Charles Matthew Geschke, known as Chuck, was born in Cleveland on Sept. 11, 1939. His mother was a paralegal who became a homemaker after the birth of her only child. He graduated from a Catholic high school at 16 and entered a Jesuit seminary in Milford, Ohio, where he studied for three years before dropping out to enroll at Xavier University in Cincinnati.
He graduated in 1962 — becoming the first member of his family to get a college diploma — and received a master’s degree in math the next year. While studying for a PhD at what became Case Western Reserve University in Cleveland, he taught at nearby John Carroll University, where one of his former students offered to give him a crash course in computer programming.

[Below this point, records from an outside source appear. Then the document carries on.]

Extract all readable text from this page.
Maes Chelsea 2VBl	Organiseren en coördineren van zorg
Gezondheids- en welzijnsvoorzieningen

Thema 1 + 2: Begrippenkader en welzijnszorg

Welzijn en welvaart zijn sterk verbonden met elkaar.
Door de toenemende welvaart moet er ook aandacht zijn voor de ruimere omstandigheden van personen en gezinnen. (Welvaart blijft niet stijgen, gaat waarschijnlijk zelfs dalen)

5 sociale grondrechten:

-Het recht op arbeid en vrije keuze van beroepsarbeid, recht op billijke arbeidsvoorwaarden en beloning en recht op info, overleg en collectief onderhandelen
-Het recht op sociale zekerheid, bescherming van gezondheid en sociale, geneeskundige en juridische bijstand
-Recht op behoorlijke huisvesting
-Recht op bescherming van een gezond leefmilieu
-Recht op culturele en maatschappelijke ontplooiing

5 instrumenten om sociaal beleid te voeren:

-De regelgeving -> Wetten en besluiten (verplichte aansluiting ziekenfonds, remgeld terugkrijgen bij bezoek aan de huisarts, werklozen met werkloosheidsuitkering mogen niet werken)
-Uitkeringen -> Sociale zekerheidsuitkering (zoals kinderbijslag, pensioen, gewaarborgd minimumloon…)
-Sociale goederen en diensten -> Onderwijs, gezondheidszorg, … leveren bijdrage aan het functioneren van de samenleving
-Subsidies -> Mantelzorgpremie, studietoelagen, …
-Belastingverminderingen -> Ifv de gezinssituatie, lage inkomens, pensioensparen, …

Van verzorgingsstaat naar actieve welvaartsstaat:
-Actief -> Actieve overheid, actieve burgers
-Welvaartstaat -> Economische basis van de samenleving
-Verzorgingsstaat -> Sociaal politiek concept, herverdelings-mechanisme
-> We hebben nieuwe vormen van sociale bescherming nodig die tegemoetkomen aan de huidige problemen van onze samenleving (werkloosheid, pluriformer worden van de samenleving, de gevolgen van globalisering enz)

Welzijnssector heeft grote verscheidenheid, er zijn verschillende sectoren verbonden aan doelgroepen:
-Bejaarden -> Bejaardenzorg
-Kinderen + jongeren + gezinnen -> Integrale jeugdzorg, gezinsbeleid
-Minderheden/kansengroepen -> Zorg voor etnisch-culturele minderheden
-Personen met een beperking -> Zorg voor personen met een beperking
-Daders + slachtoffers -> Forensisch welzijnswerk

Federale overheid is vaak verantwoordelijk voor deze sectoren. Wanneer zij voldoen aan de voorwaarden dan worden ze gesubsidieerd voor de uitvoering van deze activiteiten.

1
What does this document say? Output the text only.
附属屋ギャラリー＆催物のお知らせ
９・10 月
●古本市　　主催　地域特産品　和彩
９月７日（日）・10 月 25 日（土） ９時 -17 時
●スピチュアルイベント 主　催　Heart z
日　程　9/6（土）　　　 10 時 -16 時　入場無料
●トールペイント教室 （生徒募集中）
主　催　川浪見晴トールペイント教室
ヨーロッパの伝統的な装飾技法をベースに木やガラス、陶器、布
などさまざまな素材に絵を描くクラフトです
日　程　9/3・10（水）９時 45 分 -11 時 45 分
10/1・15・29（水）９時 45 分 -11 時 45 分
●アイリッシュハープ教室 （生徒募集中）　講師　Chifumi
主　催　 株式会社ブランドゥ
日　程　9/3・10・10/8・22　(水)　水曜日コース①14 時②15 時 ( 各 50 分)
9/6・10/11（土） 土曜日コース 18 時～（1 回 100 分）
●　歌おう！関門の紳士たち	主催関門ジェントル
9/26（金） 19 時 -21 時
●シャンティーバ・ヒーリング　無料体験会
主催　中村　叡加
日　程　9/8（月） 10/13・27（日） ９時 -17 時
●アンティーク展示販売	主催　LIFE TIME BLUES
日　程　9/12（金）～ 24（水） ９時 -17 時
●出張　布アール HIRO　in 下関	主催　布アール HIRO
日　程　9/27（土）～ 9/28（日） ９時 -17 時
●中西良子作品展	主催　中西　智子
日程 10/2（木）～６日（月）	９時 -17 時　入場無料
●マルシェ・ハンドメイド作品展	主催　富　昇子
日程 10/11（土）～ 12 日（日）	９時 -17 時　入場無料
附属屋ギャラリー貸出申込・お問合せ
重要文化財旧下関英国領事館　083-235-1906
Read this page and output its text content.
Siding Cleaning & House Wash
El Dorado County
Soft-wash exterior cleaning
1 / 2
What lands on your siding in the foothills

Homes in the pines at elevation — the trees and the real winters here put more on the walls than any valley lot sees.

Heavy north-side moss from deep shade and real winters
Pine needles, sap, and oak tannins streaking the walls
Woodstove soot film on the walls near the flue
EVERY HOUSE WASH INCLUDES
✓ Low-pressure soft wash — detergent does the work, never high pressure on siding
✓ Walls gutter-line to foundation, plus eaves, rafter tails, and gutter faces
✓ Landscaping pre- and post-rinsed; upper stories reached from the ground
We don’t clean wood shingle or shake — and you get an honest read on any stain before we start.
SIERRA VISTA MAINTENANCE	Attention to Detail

Dr. Geschke soon wrote his first computer program, which he used to print mailing labels for the birth announcement of his second child. He was so intrigued by computers that he traded one PhD program for another, successfully applying for a doctorate in computer science at Carnegie Mellon University. In 1972, he received his degree and joined Xerox.
He later led Adobe as president from 1989 until retiring in 2000 and served as co-chairman until 2017, retaining the title of emeritus board member in recent years. In the 1990s, he and Warnock steered the company through what became known as the Font Wars, in which Microsoft and Apple unsuccessfully attempted to edge Adobe out of the typeface market.
Dr. Geschke was also a former board chairman of the Jesuit-founded University of San Francisco and served on the boards of the San Francisco Symphony and the Nantucket Boys & Girls Club in Massachusetts, where he spent part of the year with his wife, the former Nan McDonough. They were married in 1964.
In addition to his wife, of Los Altos, survivors include three children, Peter Geschke of Fremont, Calif., Kathy Orciuoli of Atherton, Calif., and John Geschke of Los Altos; and seven grandchildren.
While trying to get Adobe off the ground in the 1980s, Dr. Geschke made a point of coming home for dinner each night to spend time with his teenage children, his wife said. Employees were discouraged from staying late at the office, she added, and given a computer terminal for home use in case they needed to work after dinner.
Dr. Geschke often spoke of promoting a people-oriented culture at Adobe, where he described his employees as members of one big family.
“Every capital asset we have at Adobe gets into an automobile and drives home at night,” he told IndustryWeek in 1996. “Without them, there is nothing of substance in this company. It is the creativity of individuals — not machines — that determines the success of this company.”